With this direction by the Shia government, we're beginning to see the reemergence of the faultlines of serious sectarian violence.
(Reuters) "A suicide bomber wearing an explosive vest struck a crowd of Iraqi police recruits at a recruitment station in a volatile northern province on Tuesday, killing 28 people and wounding 45..."

(AFP) "A car bomb in Tikrit, the central Iraq hometown of executed dictator Saddam Hussein, injured 13 people including four policemen on Tuesday..."

And, definitely understand, that the Iraqi requirement in the SoFA negotiations that "all foreign soldiers" must leave the country is the end point of the Shia plan. They want to cripple the Sunni militias while the US is still patrolling the streets, and then they want the US completely out so they can dominate without interference.

2 Comments:

  • The Battle for Iraq is About Oil & Democracy, Not Religion by Joshua Holland & Raed Jarrar
    Alternet, Sept. 10, 2007
    http://www.alternet.org/waroniraq/62042/the_battle_for_iraq_is_about_oil_and_democracy%2C_not_religion%21/?page=2

    The authors argue the main fault line is between separatists (exiles/quislings) and nationalists (nativists/resisters). After the US invaders leave, that already engaged struggle determines Iraq's future.

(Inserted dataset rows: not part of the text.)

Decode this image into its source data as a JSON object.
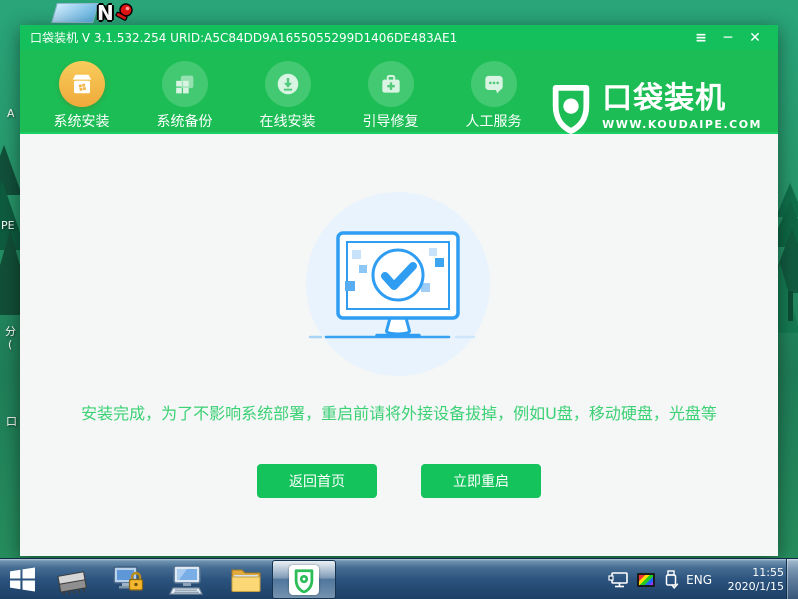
{
  "desktop": {
    "top_icons": {
      "display_icon": "blue-display-icon",
      "n_key_label": "N",
      "n_key_icon": "red-key-icon"
    },
    "edge_labels": {
      "l1": "A",
      "l2": "PE",
      "l3": "分",
      "l4": "(",
      "l5": "口"
    }
  },
  "window": {
    "title": "口袋装机 V 3.1.532.254 URID:A5C84DD9A1655055299D1406DE483AE1",
    "controls": {
      "menu": "≡",
      "minimize": "─",
      "close": "✕"
    },
    "nav": {
      "items": [
        {
          "label": "系统安装",
          "icon": "install-box-icon",
          "active": true
        },
        {
          "label": "系统备份",
          "icon": "backup-windows-icon",
          "active": false
        },
        {
          "label": "在线安装",
          "icon": "online-download-icon",
          "active": false
        },
        {
          "label": "引导修复",
          "icon": "boot-repair-toolbox-icon",
          "active": false
        },
        {
          "label": "人工服务",
          "icon": "support-chat-icon",
          "active": false
        }
      ]
    },
    "logo": {
      "brand": "口袋装机",
      "site": "WWW.KOUDAIPE.COM",
      "icon": "shield-dot-icon"
    },
    "content": {
      "illustration": "monitor-checkmark-illustration",
      "message": "安装完成，为了不影响系统部署，重启前请将外接设备拔掉，例如U盘，移动硬盘，光盘等",
      "home_button": "返回首页",
      "restart_button": "立即重启"
    }
  },
  "taskbar": {
    "start": "windows-start-icon",
    "apps": [
      "memory-chip-icon",
      "monitor-lock-icon",
      "monitor-keyboard-icon",
      "folder-icon",
      "koudai-shield-icon"
    ],
    "tray_icons": [
      "network-display-icon",
      "color-display-icon",
      "usb-drive-icon"
    ],
    "language": "ENG",
    "time": "11:55",
    "date": "2020/1/15"
  },
  "colors": {
    "brand_green": "#14c05c",
    "navbar_green": "#1cbd55",
    "active_orange": "#efa93a",
    "message_green": "#3bd175",
    "illustration_blue": "#2e9df2",
    "taskbar_blue": "#2c547e",
    "desktop_green": "#27986c"
  }
}
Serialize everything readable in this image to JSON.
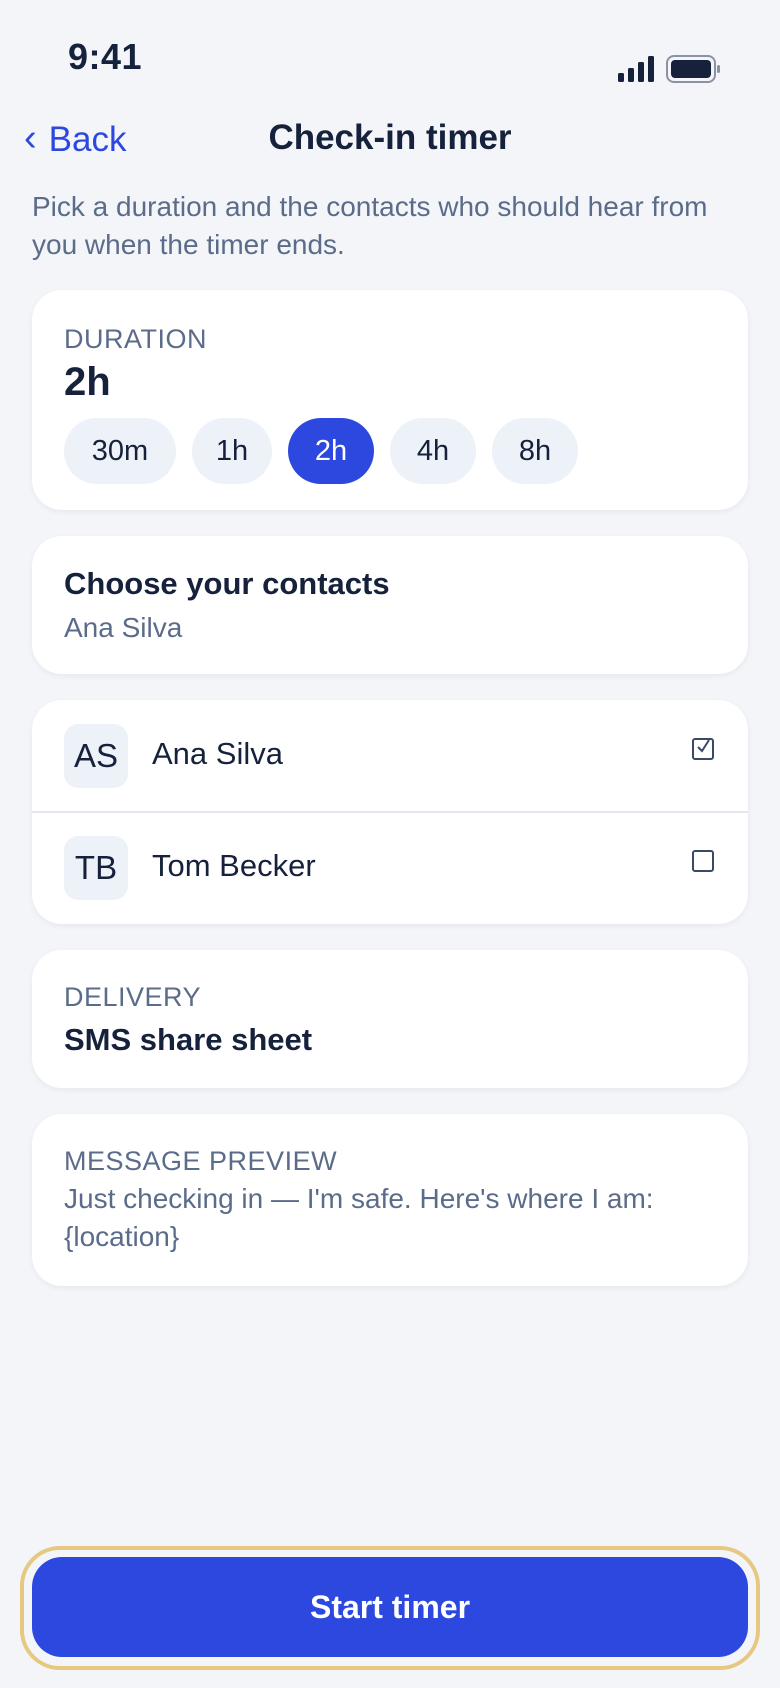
{
  "status_bar": {
    "time": "9:41",
    "signal_icon": "signal-bars-icon",
    "battery_icon": "battery-full-icon"
  },
  "nav": {
    "back_label": "Back",
    "back_icon": "chevron-left-icon",
    "title": "Check-in timer"
  },
  "intro": "Pick a duration and the contacts who should hear from you when the timer ends.",
  "duration": {
    "label": "DURATION",
    "value": "2h",
    "options": [
      "30m",
      "1h",
      "2h",
      "4h",
      "8h"
    ],
    "selected": "2h"
  },
  "contacts": {
    "title": "Choose your contacts",
    "summary": "Ana Silva",
    "list": [
      {
        "initials": "AS",
        "name": "Ana Silva",
        "checked": true
      },
      {
        "initials": "TB",
        "name": "Tom Becker",
        "checked": false
      }
    ]
  },
  "delivery": {
    "label": "DELIVERY",
    "value": "SMS share sheet"
  },
  "preview": {
    "label": "MESSAGE PREVIEW",
    "text": "Just checking in — I'm safe. Here's where I am: {location}"
  },
  "start_button": {
    "label": "Start timer"
  },
  "colors": {
    "accent": "#2c48de",
    "background": "#f3f5f9",
    "focus_outline": "#e6c882",
    "text_primary": "#16213b",
    "text_secondary": "#5b6c8a"
  }
}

    Since the corporate media doesn't discuss this, it's probably a close approximation of the truth, given who their masters support.

    Thanks for addressing this subject.

    By Anonymous Anonymous, at 10:27 AM  

  • I didn't read the link yet, but, I guess you could make the argument that the intra shia struggle fits your description.

    The Sunni/Shia civil war and struggle for power (and control of oil money) hasn't gone away, though.. It's just temporarily shifted into a more political mode because that's what was in everyone's individual interests.

    If the Shia are trying to use the space to decrease the Sunni military capacity, that political way quickly doesn't become the best way.